The Art of Falconry; Being the De Arte Venandi cum Avibus of Frederick II of Hohenstaufen by Frederick the Second of Hohenstaufen, lovingly translated and edited by Casey Wood and F. Marjorie Fyfe (Stanford Univ. Press) is a really wonderful translation with commentary that belongs on the shelf of any natural historian even remotely interested in birds.
In spite of its title, The Art of Falconry covers a broad range of avian taxa and contains a wealth of information, some drawn from ancient authors including Aristotle but much from Frederick’s personal observation and experimentation. (Even his worst critics acknowledged the emperor’s deep scholarship.)

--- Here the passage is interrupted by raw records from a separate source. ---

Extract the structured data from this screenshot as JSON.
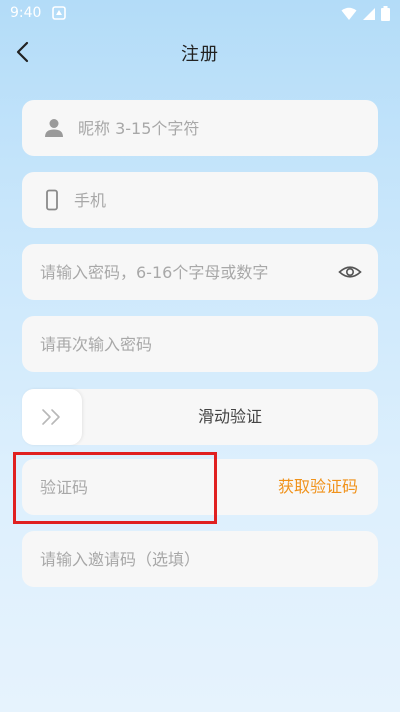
{
  "status_bar": {
    "time": "9:40"
  },
  "header": {
    "title": "注册"
  },
  "form": {
    "nickname_placeholder": "昵称 3-15个字符",
    "phone_placeholder": "手机",
    "password_placeholder": "请输入密码，6-16个字母或数字",
    "confirm_password_placeholder": "请再次输入密码",
    "slider_label": "滑动验证",
    "verification_code_placeholder": "验证码",
    "get_code_label": "获取验证码",
    "invite_code_placeholder": "请输入邀请码（选填）"
  },
  "colors": {
    "accent": "#f0921a",
    "highlight": "#e02020",
    "field_bg": "#f7f7f7"
  },
  "icons": [
    "notification-icon",
    "wifi-icon",
    "signal-icon",
    "battery-icon",
    "back-arrow-icon",
    "user-icon",
    "phone-icon",
    "eye-icon",
    "double-chevron-right-icon"
  ]
}
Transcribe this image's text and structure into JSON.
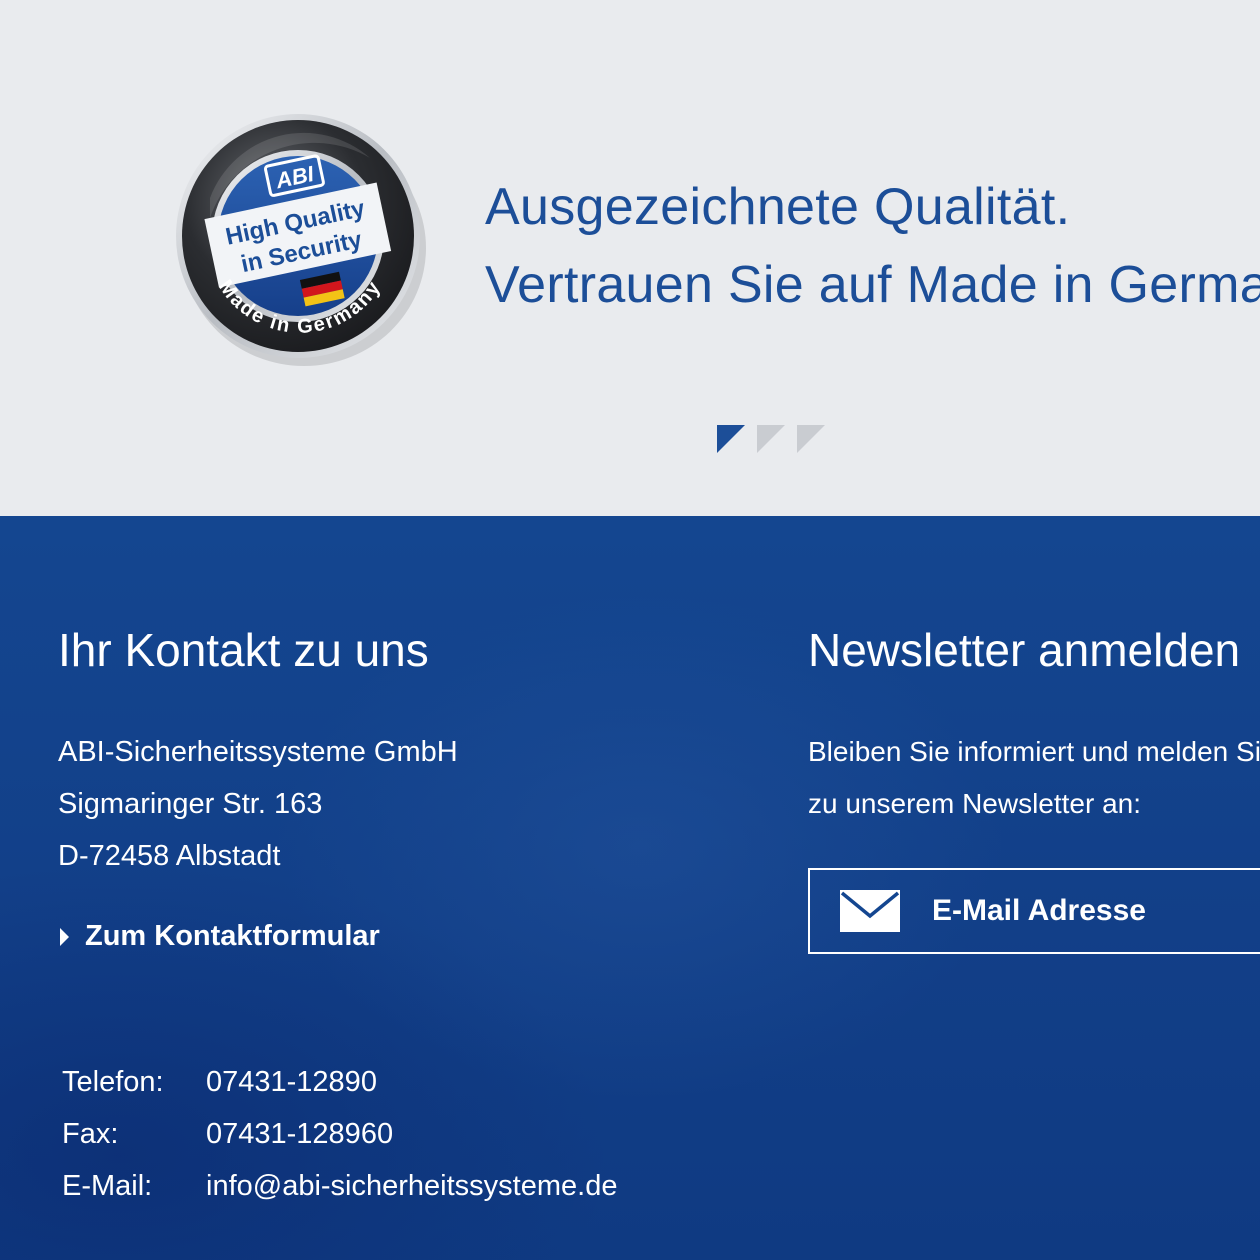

Frederick certainly gives us plenty about falconry itself, but he is interested in what we now call the “life histories” of birds in general, and the book bubbles over with intriguing pieces of information on clutch size, nesting habits, food sources… the list goes on and on. Wood and Fyfe have done a really remarkable job in preserving the book’s readability while remaining faithful to the author’s structure and goals. One can pick up The Art of Falconry (admittedly with some effort; the book is large- dictionary-sized, with over 700 pages!) and read it cover to cover, or open it just about anywhere, secure in the knowledge that you will find something fascinating to divert you. In either case you will come away with a deeper understanding and appreciation both of birds and the science of ornithology and also of one of the truly great minds of medieval natural history.